Em 2021, no entanto, a matéria ganhou novo fôlego após meses de negociação do relator da PEC, o senador Roberto Rocha (PSDB-MA), com representantes do governo federal, de estados e municípios.

Em seu relatório, apresentado em outubro do ano passado, Rocha propõe a criação de um imposto sobre valor agregado (IVA) “dual”. Nesse modelo, haveria um tributo de competência federal, a CBS, já prevista no PL 3.887/2020, e um segundo subnacional, o Imposto sobre Bens e Serviços (IBS), em substituição aos atuais ICMS e ISS, recolhidos por estados e municípios, respectivamente.

Também é prevista a criação de um imposto seletivo, em substituição ao IPI, com finalidade extrafiscal, para desestimular o consumo de determinados produtos ou serviços nocivos ao meio ambiente ou à saúde, como cigarros e bebidas alcoólicas.

Outras medidas que constam do substitutivo incluem a restituição do IBS para famílias de baixa renda; a criação de um Fundo de Desenvolvimento Regional (FDR), abastecido com a receita do novo imposto; e incidência do IPVA sobre veículos aquáticos e aéreos, como lanchas, iates, jet skis, jatinhos e helicópteros.

A PEC tem o aval do presidente do Senado, Rodrigo Pacheco (PSD-MG), que deve dar prioridade à pauta neste início de ano. O presidente da Comissão de Constituição e Justiça (CCJ), Davi Alcolumbre (DEM-AP), já disse que pretende pautar a leitura e votação do texto no colegiado e encaminhar a proposta ao Plenário do Senado ainda em fevereiro, junto com um pedido de urgência.

Líder do governo no Congresso não vê chances de aprovação de reforma ampla

Apesar do discurso alinhado entre Planalto e Congresso em torno da aprovação da reforma tributária, o líder do governo no Congresso, deputado Eduardo Gomes (MDB-TO), diz ver chances de aprovação apenas de uma “pequena reforma”, focada em impostos que incidem sobre combustíveis.

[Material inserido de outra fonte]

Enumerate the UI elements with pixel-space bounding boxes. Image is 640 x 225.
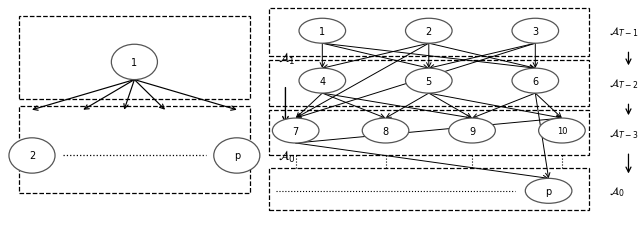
Ellipse shape [214,138,260,173]
Ellipse shape [406,19,452,44]
Text: $\mathcal{A}_0$: $\mathcal{A}_0$ [609,184,625,198]
Text: 6: 6 [532,76,538,86]
Ellipse shape [9,138,55,173]
Text: $\mathcal{A}_{T-2}$: $\mathcal{A}_{T-2}$ [609,76,639,90]
Ellipse shape [362,119,409,143]
Ellipse shape [111,45,157,80]
Bar [269,61,589,106]
Ellipse shape [406,69,452,94]
Bar [269,9,589,56]
Text: 8: 8 [383,126,388,136]
Ellipse shape [273,119,319,143]
Text: 4: 4 [319,76,325,86]
Ellipse shape [299,19,346,44]
Text: 1: 1 [319,27,325,37]
Bar [269,168,589,210]
Text: 10: 10 [557,126,567,135]
Ellipse shape [525,179,572,203]
Text: 5: 5 [426,76,432,86]
Ellipse shape [512,19,559,44]
Text: $\mathcal{A}_{T-1}$: $\mathcal{A}_{T-1}$ [609,25,639,38]
Ellipse shape [449,119,495,143]
Text: $\mathcal{A}_1$: $\mathcal{A}_1$ [278,50,295,67]
Text: 7: 7 [292,126,299,136]
Bar [19,17,250,100]
Text: p: p [545,186,552,196]
Text: 2: 2 [426,27,432,37]
Text: $\mathcal{A}_{T-3}$: $\mathcal{A}_{T-3}$ [609,126,639,140]
Ellipse shape [512,69,559,94]
Text: p: p [234,151,240,161]
Text: 1: 1 [131,58,138,68]
Ellipse shape [299,69,346,94]
Text: 9: 9 [469,126,475,136]
Ellipse shape [539,119,585,143]
Text: 2: 2 [29,151,35,161]
Bar [269,110,589,156]
Text: 3: 3 [532,27,538,37]
Text: $\mathcal{A}_0$: $\mathcal{A}_0$ [278,148,296,164]
Bar [19,106,250,193]
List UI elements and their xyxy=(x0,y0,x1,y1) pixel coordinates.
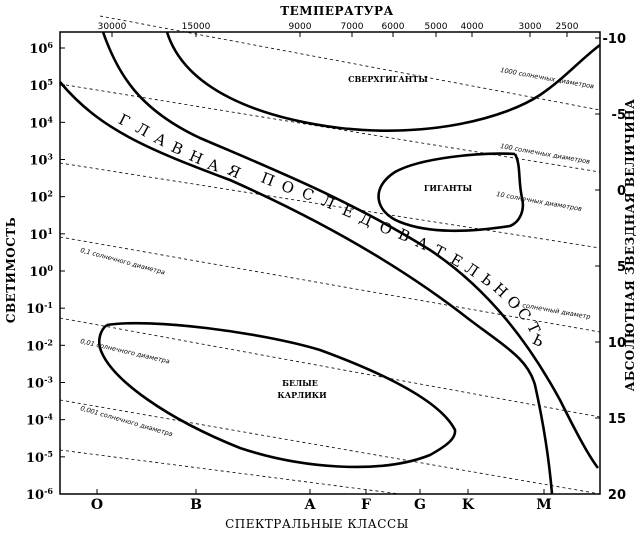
luminosity-tick-label: 10-1 xyxy=(26,300,53,317)
main-sequence-label-letter: Л xyxy=(133,119,153,141)
spectral-class-label: O xyxy=(91,497,103,513)
main-sequence-label-letter: П xyxy=(258,169,277,191)
spectral-class-label: G xyxy=(414,497,426,513)
spectral-class-label: B xyxy=(190,497,202,513)
diameter-label-0-1: 0,1 солнечного диаметра xyxy=(79,246,165,276)
main-sequence-lower-edge xyxy=(59,81,554,495)
temperature-tick-label: 5000 xyxy=(425,22,448,32)
main-sequence-label-letter: О xyxy=(279,177,297,198)
white-dwarfs-label-line1: БЕЛЫЕ xyxy=(282,378,318,388)
temperature-tick-label: 30000 xyxy=(98,22,127,32)
temperature-tick-label: 3000 xyxy=(519,22,542,32)
luminosity-axis-title: СВЕТИМОСТЬ xyxy=(4,217,18,323)
diameter-line-10 xyxy=(59,162,601,249)
main-sequence-label-letter: Е xyxy=(447,250,466,271)
main-sequence-label-letter: Л xyxy=(319,192,338,214)
luminosity-tick-label: 103 xyxy=(29,152,53,169)
main-sequence-label-letter: А xyxy=(205,155,222,176)
spectral-class-label: A xyxy=(304,497,317,513)
diameter-line-100 xyxy=(59,83,601,173)
diameter-line-0-01 xyxy=(59,399,601,495)
luminosity-tick-label: 106 xyxy=(29,40,53,57)
luminosity-tick-label: 10-3 xyxy=(26,375,53,392)
axis-ticks: 30000 15000 9000 7000 6000 5000 4000 3000 2500 10… xyxy=(26,22,626,513)
diameter-label-1000: 1000 солнечных диаметров xyxy=(500,66,595,90)
main-sequence-label-letter: О xyxy=(377,218,395,239)
temperature-tick-label: 2500 xyxy=(556,22,579,32)
main-sequence-upper-edge xyxy=(101,31,600,469)
magnitude-tick-label: -5 xyxy=(612,108,626,123)
magnitude-tick-label: 0 xyxy=(617,184,626,199)
temperature-tick-label: 7000 xyxy=(341,22,364,32)
giants-label: ГИГАНТЫ xyxy=(424,183,473,193)
diameter-label-0-001: 0,001 солнечного диаметра xyxy=(79,404,173,438)
main-sequence-label-letter: А xyxy=(413,233,432,254)
magnitude-tick-label: 10 xyxy=(608,336,626,351)
diameter-line-1 xyxy=(59,236,601,333)
luminosity-tick-label: 10-5 xyxy=(26,449,53,466)
magnitude-tick-label: 15 xyxy=(608,412,626,427)
spectral-class-label: F xyxy=(361,497,371,513)
main-sequence-label-letter: Г xyxy=(116,110,133,131)
luminosity-tick-label: 101 xyxy=(29,226,53,243)
plot-frame xyxy=(59,31,601,495)
main-sequence-label-letter: Е xyxy=(339,201,356,222)
temperature-axis-title: ТЕМПЕРАТУРА xyxy=(280,4,394,18)
luminosity-tick-label: 102 xyxy=(29,189,53,206)
diameter-line-1000 xyxy=(99,15,601,111)
main-sequence-label-letter: Д xyxy=(357,209,376,230)
white-dwarfs-region xyxy=(97,321,457,469)
temperature-tick-label: 4000 xyxy=(461,22,484,32)
luminosity-tick-label: 105 xyxy=(29,77,53,94)
magnitude-tick-label: 20 xyxy=(608,488,626,503)
temperature-tick-label: 9000 xyxy=(289,22,312,32)
main-sequence-label-letter: В xyxy=(395,225,412,246)
luminosity-tick-label: 10-2 xyxy=(26,337,53,354)
diameter-label-0-01: 0,01 солнечного диаметра xyxy=(80,337,171,365)
main-sequence-label-letter: Т xyxy=(431,241,448,262)
supergiants-label: СВЕРХГИГАНТЫ xyxy=(348,74,428,84)
diameter-lines xyxy=(59,15,601,495)
main-sequence-label-letter: А xyxy=(151,129,170,151)
spectral-class-label: K xyxy=(462,497,475,513)
luminosity-tick-label: 100 xyxy=(29,263,53,280)
magnitude-tick-label: 5 xyxy=(617,260,626,275)
white-dwarfs-label-line2: КАРЛИКИ xyxy=(277,390,327,400)
main-sequence-label-letter: Н xyxy=(489,279,511,301)
main-sequence-label-letter: С xyxy=(299,184,316,205)
temperature-tick-label: 6000 xyxy=(382,22,405,32)
diameter-label-10: 10 солнечных диаметров xyxy=(496,190,583,213)
giants-region xyxy=(377,152,525,233)
luminosity-tick-label: 10-4 xyxy=(26,412,53,429)
diameter-labels: 1000 солнечных диаметров 100 солнечных д… xyxy=(79,66,594,438)
diameter-line-0-001 xyxy=(59,449,401,495)
spectral-axis-title: СПЕКТРАЛЬНЫЕ КЛАССЫ xyxy=(225,517,409,531)
luminosity-tick-label: 104 xyxy=(29,114,53,131)
temperature-tick-label: 15000 xyxy=(182,22,211,32)
main-sequence-band xyxy=(59,31,600,495)
supergiants-region xyxy=(165,31,601,132)
magnitude-axis-title: АБСОЛЮТНАЯ ЗВЕЗДНАЯ ВЕЛИЧИНА xyxy=(623,99,637,392)
spectral-class-label: M xyxy=(536,497,552,513)
luminosity-tick-label: 10-6 xyxy=(26,486,53,503)
magnitude-tick-label: -10 xyxy=(603,32,627,47)
diameter-line-0-1 xyxy=(59,317,601,418)
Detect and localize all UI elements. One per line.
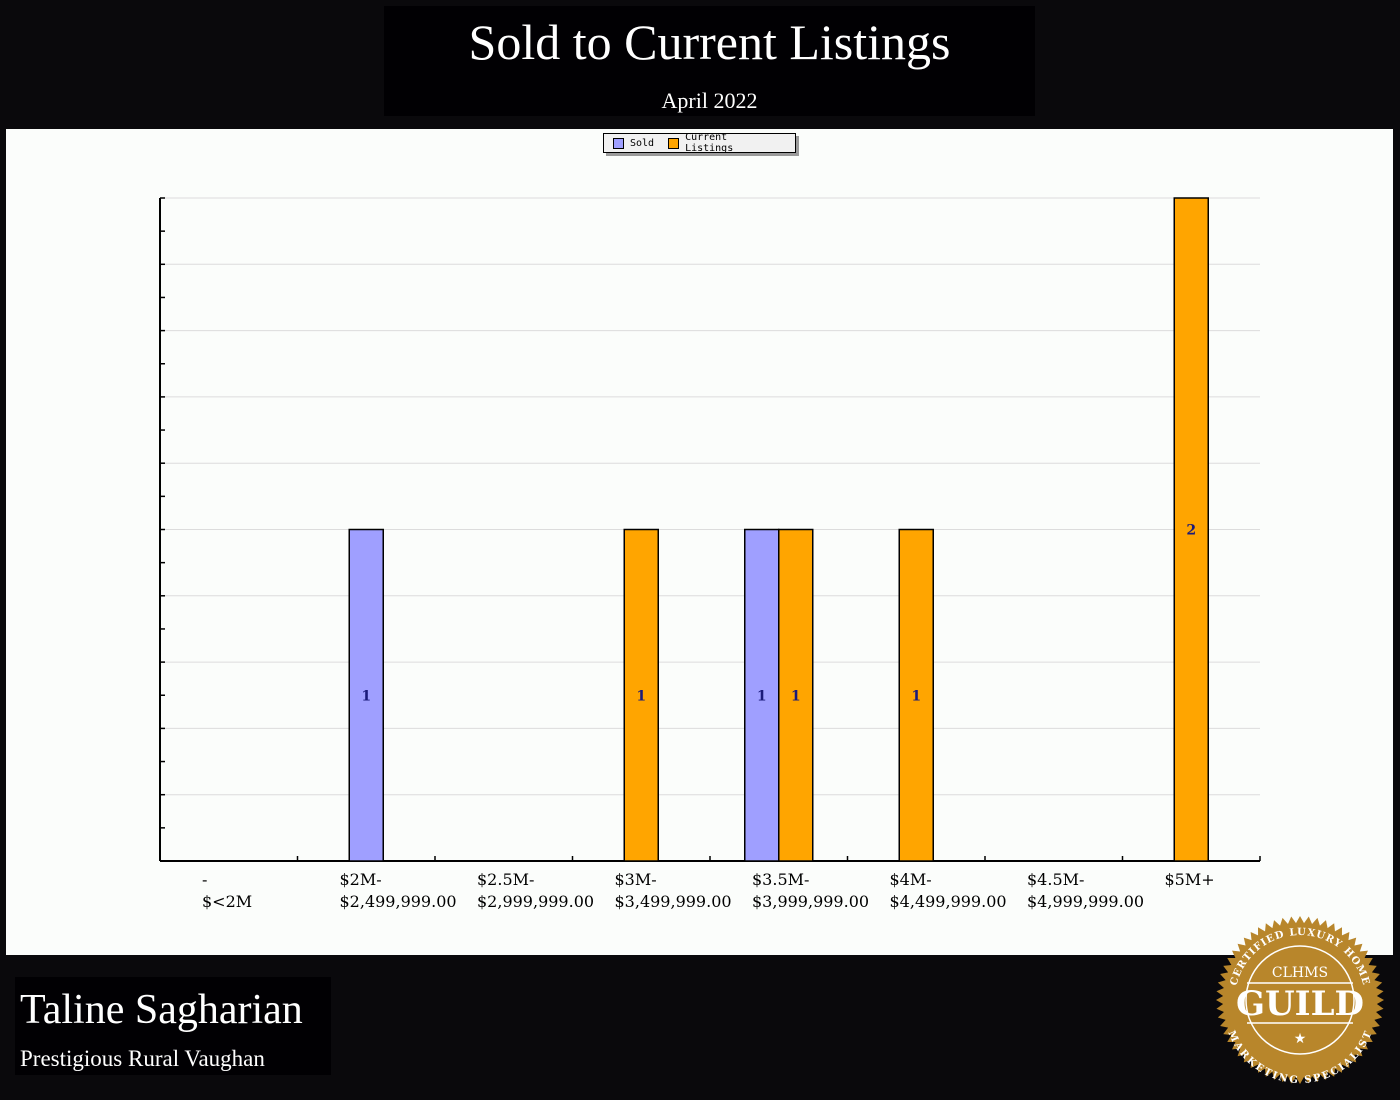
legend-swatch-current-listings	[668, 137, 680, 149]
agent-name: Taline Sagharian	[20, 987, 303, 1033]
svg-text:GUILD: GUILD	[1236, 984, 1364, 1024]
bar-current-listings: 1	[778, 528, 814, 862]
bar-current-listings: 1	[898, 528, 934, 862]
x-tick-label: $4M-	[890, 870, 932, 889]
bar-value-label: 1	[911, 688, 921, 704]
svg-text:CLHMS: CLHMS	[1272, 965, 1328, 981]
x-tick-label: $2M-	[340, 870, 382, 889]
bar-value-label: 1	[757, 688, 767, 704]
chart-panel	[6, 129, 1393, 955]
x-tick-label: $2,499,999.00	[340, 892, 457, 911]
bar-value-label: 1	[791, 688, 801, 704]
chart-header: Sold to Current Listings April 2022	[384, 6, 1035, 116]
x-tick-label: $4.5M-	[1027, 870, 1084, 889]
x-tick-label: $3,499,999.00	[615, 892, 732, 911]
x-tick-label: $4,999,999.00	[1027, 892, 1144, 911]
x-tick-label: $2.5M-	[477, 870, 534, 889]
bar-value-label: 2	[1186, 523, 1196, 539]
x-tick-label: $5M+	[1165, 870, 1215, 889]
svg-text:★: ★	[1294, 1031, 1307, 1047]
x-tick-label: $2,999,999.00	[477, 892, 594, 911]
bar-sold: 1	[744, 528, 780, 862]
bar-current-listings: 2	[1173, 197, 1209, 862]
bar-value-label: 1	[636, 688, 646, 704]
legend-item-current-listings: Current Listings	[668, 132, 781, 154]
legend-label-current-listings: Current Listings	[685, 132, 734, 154]
x-tick-label: $<2M	[202, 892, 252, 911]
x-tick-label: -	[202, 870, 207, 889]
bar-sold: 1	[348, 528, 384, 862]
x-tick-label: $3.5M-	[752, 870, 809, 889]
agent-info: Taline Sagharian Prestigious Rural Vaugh…	[15, 977, 331, 1075]
x-tick-label: $4,499,999.00	[890, 892, 1007, 911]
x-tick-label: $3,999,999.00	[752, 892, 869, 911]
agent-area: Prestigious Rural Vaughan	[20, 1046, 265, 1071]
x-tick-label: $3M-	[615, 870, 657, 889]
legend-label-sold: Sold	[630, 137, 655, 149]
legend-item-sold: Sold	[613, 137, 655, 149]
bar-value-label: 1	[361, 688, 371, 704]
chart-legend: Sold Current Listings	[603, 132, 796, 154]
chart-subtitle: April 2022	[661, 88, 758, 113]
bar-current-listings: 1	[623, 528, 659, 862]
legend-swatch-sold	[613, 137, 624, 149]
chart-title: Sold to Current Listings	[468, 14, 951, 70]
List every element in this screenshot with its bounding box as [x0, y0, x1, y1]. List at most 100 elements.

Divergências entre base e oposição, governo federal e governadores e prefeitos, os diversos setores da economia e mesmo entre as Casas legislativas e o Executivo foram algumas das razões que dificultaram o andamento das matérias no ano passado.

“Ainda tem tempo, principalmente depois do anúncio da carta-convite da OCDE, de fazer alguma coisa de introdução de reforma tributária. Não acredito em reforma mais ampla agora”, disse, em entrevista recente ao jornal “Valor Econômico”.

“Como entrou o debate dos combustíveis, acabou abrindo um ambiente em que esse assunto vai ter de ser discutido. Tem um contexto ali para que a gente possa aprovar alguma coisa, mas o prazo é muito pequeno. Acho que vamos ter 90 dias de serviço útil de Congresso neste ano até a eleição”, afirmou.

Na oposição, o tema também não é visto como prioridade. “Os principais temas que o Congresso deve votar neste ano são temas que dizem respeito à recuperação econômica do país, já que a nossa economia vai muito mal; temas que digam respeito à inclusão social, à oferta de oportunidades e à garantia de uma renda básica para todos os brasileiros; e também temas que digam respeito à proteção ao meio ambiente, já que nos últimos anos houve muitos retrocessos nesta área”, disse o líder da oposição, deputado Alessandro Molon (PSB-RJ), à Agência Câmara de Notícias.